Potpourri and St. Jerome

In Omaha, at one of those “suites and things” hotels. Horrible burger last night. Gin was watered down too. Today, and for the next several days, I will be holding a non-jury trial in a contract dispute. My task: Make an ambiguous contract clear. At least this week, I don’t have to look forward to sentencing a kid with a criminal record starting at nine to a term of years that almost mirrors his age. Next Monday, leave for Australia but, before climbing aboard Qantas, have to wrestle with a motion in a child porn case that starts the first business day after my return from the land down under. As St. Jerome was fond of saying: fac et aliquid operis, ut semper te diabolus inveniat occupatum.


14 responses

  1. I read this blawg daily Judge, and you never cease to amaze! Now I’m learning Latin too.

    I live and practice in Connecticut, but I’m also admitted in Delaware. Delaware has mandatory CLE (CT does not).

    Last Friday I attended the 20th Annual Walsh-Rubenstein Ethics Seminar. During lunch I had the pleasure of sitting next to Harvey Rubenstein and some other gentlemen of the bar. (Yes- I’m getting to the point of the story).

    During lunch I was shocked to learn that decades ago Delaware required a certificate of aspiring lawyers attesting to their knowledge of Latin. At the table one of the attorneys was explaining that he had to go to his weekly Latin class with one of the local Catholic priests. Eventually he got his certificate and was allowed to sit for the bar exam.

    Does the Nebraska bar require fluency in Latin as well, or is that just required of its federal judges?

  2. Dear Anon.,

    In Nebraska, there is no requirement that you know Latin to pass the bar exam.

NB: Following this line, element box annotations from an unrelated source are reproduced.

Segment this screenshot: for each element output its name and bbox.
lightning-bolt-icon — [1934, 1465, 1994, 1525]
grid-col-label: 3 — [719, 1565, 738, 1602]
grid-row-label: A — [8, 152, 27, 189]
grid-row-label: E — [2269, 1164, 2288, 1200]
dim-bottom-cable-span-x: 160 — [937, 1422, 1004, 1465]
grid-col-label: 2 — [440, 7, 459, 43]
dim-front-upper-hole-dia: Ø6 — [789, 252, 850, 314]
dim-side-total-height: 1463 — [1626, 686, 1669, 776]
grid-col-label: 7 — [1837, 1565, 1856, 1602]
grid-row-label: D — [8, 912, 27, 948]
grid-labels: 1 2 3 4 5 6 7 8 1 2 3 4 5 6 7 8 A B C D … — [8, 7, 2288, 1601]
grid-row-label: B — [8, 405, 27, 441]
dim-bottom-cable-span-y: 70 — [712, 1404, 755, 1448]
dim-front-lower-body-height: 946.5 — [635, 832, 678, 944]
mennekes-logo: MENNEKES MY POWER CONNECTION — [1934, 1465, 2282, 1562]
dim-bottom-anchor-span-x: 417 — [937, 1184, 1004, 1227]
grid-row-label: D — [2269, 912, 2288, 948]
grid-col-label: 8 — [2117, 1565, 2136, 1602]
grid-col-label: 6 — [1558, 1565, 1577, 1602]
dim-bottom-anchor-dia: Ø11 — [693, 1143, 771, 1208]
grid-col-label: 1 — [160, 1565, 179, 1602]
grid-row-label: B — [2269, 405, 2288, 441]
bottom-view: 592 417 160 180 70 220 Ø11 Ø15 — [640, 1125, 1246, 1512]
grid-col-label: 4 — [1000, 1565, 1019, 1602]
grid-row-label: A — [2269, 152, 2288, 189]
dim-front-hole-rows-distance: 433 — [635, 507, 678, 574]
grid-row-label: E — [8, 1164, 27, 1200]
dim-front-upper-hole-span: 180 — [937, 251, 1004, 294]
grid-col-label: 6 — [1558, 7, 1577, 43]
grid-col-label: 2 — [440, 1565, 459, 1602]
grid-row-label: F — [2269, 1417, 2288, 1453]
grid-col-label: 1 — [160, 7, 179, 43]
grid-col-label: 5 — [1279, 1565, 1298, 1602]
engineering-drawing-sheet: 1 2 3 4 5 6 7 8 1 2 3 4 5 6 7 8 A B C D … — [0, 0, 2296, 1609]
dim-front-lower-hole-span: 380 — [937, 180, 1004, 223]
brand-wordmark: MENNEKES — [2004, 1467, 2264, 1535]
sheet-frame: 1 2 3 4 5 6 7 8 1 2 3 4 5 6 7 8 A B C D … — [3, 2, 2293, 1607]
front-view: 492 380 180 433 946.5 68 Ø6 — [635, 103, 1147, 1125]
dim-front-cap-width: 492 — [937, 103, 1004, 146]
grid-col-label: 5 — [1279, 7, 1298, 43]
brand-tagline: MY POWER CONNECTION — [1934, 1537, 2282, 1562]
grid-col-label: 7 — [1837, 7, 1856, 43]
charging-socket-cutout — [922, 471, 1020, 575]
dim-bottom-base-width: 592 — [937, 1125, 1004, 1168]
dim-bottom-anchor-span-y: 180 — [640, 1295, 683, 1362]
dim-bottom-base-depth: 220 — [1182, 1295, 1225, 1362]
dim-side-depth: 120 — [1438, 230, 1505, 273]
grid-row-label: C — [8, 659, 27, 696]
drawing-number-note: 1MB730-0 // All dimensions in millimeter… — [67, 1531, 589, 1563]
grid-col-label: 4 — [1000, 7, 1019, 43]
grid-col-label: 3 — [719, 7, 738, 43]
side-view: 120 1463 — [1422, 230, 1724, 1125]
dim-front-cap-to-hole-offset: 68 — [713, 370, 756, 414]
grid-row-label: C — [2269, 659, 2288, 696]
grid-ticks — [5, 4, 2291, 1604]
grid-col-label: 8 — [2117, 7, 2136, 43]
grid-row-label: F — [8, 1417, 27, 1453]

However, you must be able to speak survival English.

    All the best.


  3. I’m less interested in the idle hands than the hamburger. How is it possible to get a bad one in Omaha? Didn’t they invent burgers there?

  4. Actually, the hamburger was invented in Athens, TEXAS, in 1880 by Fletcher Davis. The NY Times article about Louis’ Lunch related that the burger came from an “unknown” vender at the 1904 World Fair.

    Frank X. Tolbert, Texan and founder of the World Chilli Championship in Terlingua, researched the matter and found that the unknown vendor was Davis.

    Louis’ Lunch didn’t start until much later than Davis’s cafe.

  5. Have a great trip, which I’ll bet you will enjoy to its fullest. (I am not trying to hide – your blog has apparently decided to call me “anonymous.”)

  6. But did Louis know he could save 15% in 15 minutes?

    On a less serious note: Judge, enjoy your time with your grandchildren. Few joys equal the warmth of their hugs

  7. You were served a watered down martini?!? There is a crime that deserves a base sentence level in the 30’s. I am outraged.

    Now if you wasted gin on a gin and tonic, well, the restaurant is still at fault but my outrage is tempered by the waste of gin.